In 1893 Chicago hosted the World’s Columbian Exposition, which is now better known as the World’s Fair. When the World’s Columbian Exposition closed later that year, Phipps welcomed the plant life from the exposition into the new conservatory.
With the opening of Phipps Conservatory and Botanical Garden, Pittsburgh was elevated to heights of sophistication. Enjoyed by such cosmopolitan cities as London and Geneva, which respectively boast Kew Gardens and the Conservatoire Et Jardin Botaniques De La Ville De Geneve.
In the early 1900s Phipps was among the largest conservatories in the world. The original conservatory had nine rooms. The Palm Court is the centerpiece of Phipps, and is 65 feet tall at its highest point and is a tropical paradise. Henry Phipps gifted the city with an addition to Phipps, adding a South Conservatory between 1896 and 1897. Originally a large expanse, it was subdivided in the late 1930s and is now home to the Gallery and Tropical Fruit & Spice Room. In 1902, Henry Phipps funded the Cacti House, where desert plants grew to enormous height under the glass and Pittsburgh sun. Today the Cacti House is known as the Desert Room. An aquatic garden was added around 1910.
Other Pittsburgh businessmen generously donated to the Conservatory. In 1931, Charles D. Armstrong, owner of the Armstrong Cork Company, bestowed Phipps with 800 rare orchids valued at the time at $50,000, which bolstered Phipps’ reputation as one of the best conservatories in the nation if not the world. Inspired by an engraving found in a 17th century botanical art book Hortus Floridus, Phipps opened the Cloister Garden in 1939. A second pond was also constructed that year. In 1966, the Cloister Garden was redesigned as the Parterre de Broderie, French for “embroidery on earth.” In 1976, Phipps earned a spot on the National Register of Historic Places.
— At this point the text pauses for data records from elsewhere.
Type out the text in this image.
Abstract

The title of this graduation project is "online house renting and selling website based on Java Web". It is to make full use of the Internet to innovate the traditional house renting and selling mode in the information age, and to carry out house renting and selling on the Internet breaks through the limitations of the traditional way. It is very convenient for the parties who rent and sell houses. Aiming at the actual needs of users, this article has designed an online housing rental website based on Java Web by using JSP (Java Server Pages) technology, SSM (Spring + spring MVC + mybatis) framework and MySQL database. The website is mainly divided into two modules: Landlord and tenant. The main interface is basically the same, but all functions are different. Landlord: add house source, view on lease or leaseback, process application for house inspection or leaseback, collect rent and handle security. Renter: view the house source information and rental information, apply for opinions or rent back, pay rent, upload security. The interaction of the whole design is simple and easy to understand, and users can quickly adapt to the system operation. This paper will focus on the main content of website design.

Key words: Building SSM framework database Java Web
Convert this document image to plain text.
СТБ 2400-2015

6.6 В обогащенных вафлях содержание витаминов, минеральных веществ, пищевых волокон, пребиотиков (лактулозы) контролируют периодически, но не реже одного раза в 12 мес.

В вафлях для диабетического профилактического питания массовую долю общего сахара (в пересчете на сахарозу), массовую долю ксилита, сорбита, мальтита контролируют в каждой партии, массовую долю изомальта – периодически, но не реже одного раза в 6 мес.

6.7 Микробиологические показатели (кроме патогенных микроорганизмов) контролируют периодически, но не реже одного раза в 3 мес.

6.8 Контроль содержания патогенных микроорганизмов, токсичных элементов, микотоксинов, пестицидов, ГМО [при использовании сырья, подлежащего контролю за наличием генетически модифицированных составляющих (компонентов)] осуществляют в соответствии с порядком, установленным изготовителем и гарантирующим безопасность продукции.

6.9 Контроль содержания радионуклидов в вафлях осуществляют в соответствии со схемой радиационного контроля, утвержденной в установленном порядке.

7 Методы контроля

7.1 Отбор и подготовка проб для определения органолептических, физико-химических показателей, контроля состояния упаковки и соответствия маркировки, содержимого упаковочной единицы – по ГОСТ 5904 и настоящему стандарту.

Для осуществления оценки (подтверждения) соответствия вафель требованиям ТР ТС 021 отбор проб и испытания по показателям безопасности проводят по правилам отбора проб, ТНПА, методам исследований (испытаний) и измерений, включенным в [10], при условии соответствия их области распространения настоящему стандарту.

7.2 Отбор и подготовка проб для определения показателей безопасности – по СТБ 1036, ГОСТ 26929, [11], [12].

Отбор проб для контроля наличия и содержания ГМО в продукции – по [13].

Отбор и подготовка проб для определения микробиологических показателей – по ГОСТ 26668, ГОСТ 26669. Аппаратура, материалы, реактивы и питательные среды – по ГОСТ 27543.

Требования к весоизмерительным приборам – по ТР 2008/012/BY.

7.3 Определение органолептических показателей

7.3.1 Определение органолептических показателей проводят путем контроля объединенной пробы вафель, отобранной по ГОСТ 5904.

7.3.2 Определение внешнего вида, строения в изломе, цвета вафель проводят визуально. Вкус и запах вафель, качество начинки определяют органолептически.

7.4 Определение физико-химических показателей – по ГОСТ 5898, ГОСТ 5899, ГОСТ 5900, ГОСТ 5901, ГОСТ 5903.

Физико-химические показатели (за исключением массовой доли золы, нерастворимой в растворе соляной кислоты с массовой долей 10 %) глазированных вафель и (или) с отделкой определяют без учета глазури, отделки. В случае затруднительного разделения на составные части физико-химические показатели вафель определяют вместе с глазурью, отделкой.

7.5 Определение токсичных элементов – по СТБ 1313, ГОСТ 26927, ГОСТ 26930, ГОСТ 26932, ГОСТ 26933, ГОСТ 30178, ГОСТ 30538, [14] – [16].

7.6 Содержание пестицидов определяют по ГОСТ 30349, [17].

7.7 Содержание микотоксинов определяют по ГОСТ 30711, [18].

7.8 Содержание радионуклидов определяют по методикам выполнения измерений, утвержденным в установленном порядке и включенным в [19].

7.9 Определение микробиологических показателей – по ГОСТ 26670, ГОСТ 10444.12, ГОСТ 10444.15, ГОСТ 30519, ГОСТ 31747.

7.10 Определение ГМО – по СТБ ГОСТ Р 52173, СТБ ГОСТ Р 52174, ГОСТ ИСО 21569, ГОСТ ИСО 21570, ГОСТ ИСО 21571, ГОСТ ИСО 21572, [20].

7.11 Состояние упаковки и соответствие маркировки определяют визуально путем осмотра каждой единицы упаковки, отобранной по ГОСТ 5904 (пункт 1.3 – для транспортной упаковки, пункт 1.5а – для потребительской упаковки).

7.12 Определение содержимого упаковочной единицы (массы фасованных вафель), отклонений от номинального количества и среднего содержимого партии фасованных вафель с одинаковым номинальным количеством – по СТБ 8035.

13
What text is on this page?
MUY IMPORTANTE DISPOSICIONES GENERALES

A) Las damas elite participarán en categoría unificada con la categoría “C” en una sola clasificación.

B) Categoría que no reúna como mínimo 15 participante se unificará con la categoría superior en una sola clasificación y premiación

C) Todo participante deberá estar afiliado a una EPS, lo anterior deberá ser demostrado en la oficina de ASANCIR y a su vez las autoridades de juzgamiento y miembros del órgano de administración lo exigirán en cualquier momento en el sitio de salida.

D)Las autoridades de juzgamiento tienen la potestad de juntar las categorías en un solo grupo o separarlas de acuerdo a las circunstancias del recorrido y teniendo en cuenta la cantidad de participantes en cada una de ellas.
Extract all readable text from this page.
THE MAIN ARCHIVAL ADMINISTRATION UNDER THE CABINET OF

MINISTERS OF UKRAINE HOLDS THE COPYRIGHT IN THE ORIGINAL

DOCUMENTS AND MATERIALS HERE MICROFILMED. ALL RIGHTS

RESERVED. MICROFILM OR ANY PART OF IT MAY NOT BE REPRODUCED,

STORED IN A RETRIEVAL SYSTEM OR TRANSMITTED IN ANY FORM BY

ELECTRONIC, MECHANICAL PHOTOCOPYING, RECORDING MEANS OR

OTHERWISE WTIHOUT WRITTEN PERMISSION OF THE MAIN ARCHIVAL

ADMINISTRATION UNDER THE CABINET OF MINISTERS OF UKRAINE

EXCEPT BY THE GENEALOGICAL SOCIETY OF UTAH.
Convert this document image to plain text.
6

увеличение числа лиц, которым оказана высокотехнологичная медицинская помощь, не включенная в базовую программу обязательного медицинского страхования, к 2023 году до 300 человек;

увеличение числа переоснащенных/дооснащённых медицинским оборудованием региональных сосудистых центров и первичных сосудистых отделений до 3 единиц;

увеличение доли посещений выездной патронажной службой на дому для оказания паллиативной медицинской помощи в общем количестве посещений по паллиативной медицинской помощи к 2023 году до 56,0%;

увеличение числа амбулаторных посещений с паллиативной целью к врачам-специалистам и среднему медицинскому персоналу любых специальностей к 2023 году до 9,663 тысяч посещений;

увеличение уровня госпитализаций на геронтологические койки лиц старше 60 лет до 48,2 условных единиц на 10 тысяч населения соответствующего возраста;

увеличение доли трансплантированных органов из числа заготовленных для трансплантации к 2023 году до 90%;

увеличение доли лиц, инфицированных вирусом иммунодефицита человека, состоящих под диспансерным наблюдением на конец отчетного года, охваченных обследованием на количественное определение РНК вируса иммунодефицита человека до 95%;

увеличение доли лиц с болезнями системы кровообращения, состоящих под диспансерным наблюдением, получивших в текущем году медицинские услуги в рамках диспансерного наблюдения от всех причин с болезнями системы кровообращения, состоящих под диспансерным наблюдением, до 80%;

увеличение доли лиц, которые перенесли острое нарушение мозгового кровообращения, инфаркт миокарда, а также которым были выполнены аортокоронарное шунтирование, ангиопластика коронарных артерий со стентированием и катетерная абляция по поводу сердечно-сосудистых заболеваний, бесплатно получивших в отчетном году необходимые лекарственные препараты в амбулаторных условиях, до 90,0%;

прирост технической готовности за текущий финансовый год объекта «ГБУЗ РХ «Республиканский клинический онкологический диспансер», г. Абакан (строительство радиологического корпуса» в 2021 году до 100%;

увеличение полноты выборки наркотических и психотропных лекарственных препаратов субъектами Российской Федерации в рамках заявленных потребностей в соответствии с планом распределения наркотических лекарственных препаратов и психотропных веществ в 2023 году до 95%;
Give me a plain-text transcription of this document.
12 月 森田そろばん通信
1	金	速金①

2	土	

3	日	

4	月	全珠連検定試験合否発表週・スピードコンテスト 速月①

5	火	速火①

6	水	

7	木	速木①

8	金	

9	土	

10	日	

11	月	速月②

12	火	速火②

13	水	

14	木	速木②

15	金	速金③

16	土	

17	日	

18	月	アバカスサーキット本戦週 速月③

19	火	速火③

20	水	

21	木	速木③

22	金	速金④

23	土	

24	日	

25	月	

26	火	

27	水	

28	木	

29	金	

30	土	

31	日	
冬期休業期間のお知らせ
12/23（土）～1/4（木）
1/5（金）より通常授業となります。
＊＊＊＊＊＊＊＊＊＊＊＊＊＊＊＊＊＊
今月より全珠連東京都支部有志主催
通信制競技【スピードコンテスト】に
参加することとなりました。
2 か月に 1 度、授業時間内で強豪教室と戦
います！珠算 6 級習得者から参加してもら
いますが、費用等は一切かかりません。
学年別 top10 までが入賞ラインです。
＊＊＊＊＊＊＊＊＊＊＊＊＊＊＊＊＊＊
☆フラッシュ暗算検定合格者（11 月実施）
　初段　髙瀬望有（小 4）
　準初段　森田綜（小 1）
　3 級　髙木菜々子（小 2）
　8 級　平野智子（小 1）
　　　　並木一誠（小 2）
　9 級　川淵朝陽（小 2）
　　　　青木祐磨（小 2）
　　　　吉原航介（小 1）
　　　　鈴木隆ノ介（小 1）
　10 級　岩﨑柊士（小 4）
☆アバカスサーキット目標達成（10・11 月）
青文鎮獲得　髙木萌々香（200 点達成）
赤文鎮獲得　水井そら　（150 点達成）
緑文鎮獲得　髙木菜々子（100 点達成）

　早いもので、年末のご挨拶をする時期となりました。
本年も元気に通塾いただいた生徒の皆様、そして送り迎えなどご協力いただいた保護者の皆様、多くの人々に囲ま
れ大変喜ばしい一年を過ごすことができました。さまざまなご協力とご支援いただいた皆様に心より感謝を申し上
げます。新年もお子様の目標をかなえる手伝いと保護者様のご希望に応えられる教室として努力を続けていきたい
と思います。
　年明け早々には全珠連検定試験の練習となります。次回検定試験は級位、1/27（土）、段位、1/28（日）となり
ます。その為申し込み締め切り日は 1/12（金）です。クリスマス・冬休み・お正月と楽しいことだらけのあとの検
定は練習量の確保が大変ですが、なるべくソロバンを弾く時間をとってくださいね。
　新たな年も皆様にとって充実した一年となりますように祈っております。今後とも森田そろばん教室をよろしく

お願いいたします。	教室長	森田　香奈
Phipps celebrated its 50th Anniversary in 1943. Record numbers of visitors toured the conservatory. Admission was free at that time. In 1952, the Pittsburgh Foundation gave a large electric fountain to the conservatory. It was installed in the Victoria Room. Schenley High School students refurbished the fountain in 1991, but in 1993 it was replaced by a programmable one.
The Border Garden was reconfigured and is now the Serpentine Room, while the Outdoor Garden, which was a WPA project, was redesigned in 1986. It went from being a perennial garden to containing an array of gardens such as a medieval herb garden, medicinal plants, and a fern garden.
Phipps Conservatory, Inc assumed management and care when the conservatory celebrated its 100th Anniversary in 1993. They signed a 100 year lease with the City of Pittsburgh. Phipps now functions as a 501(c)3 non-profit organization.
For more than 100 years, visitors have enjoyed the splendor of Phipps Conservatory. Over the years the plants have grown and changed. The same could be said about the facility at Phipps. Much like a living organism the facility adapts and flourishes. Henry Phipps’s gift to Pittsburgh will truly be the gift that keeps on giving.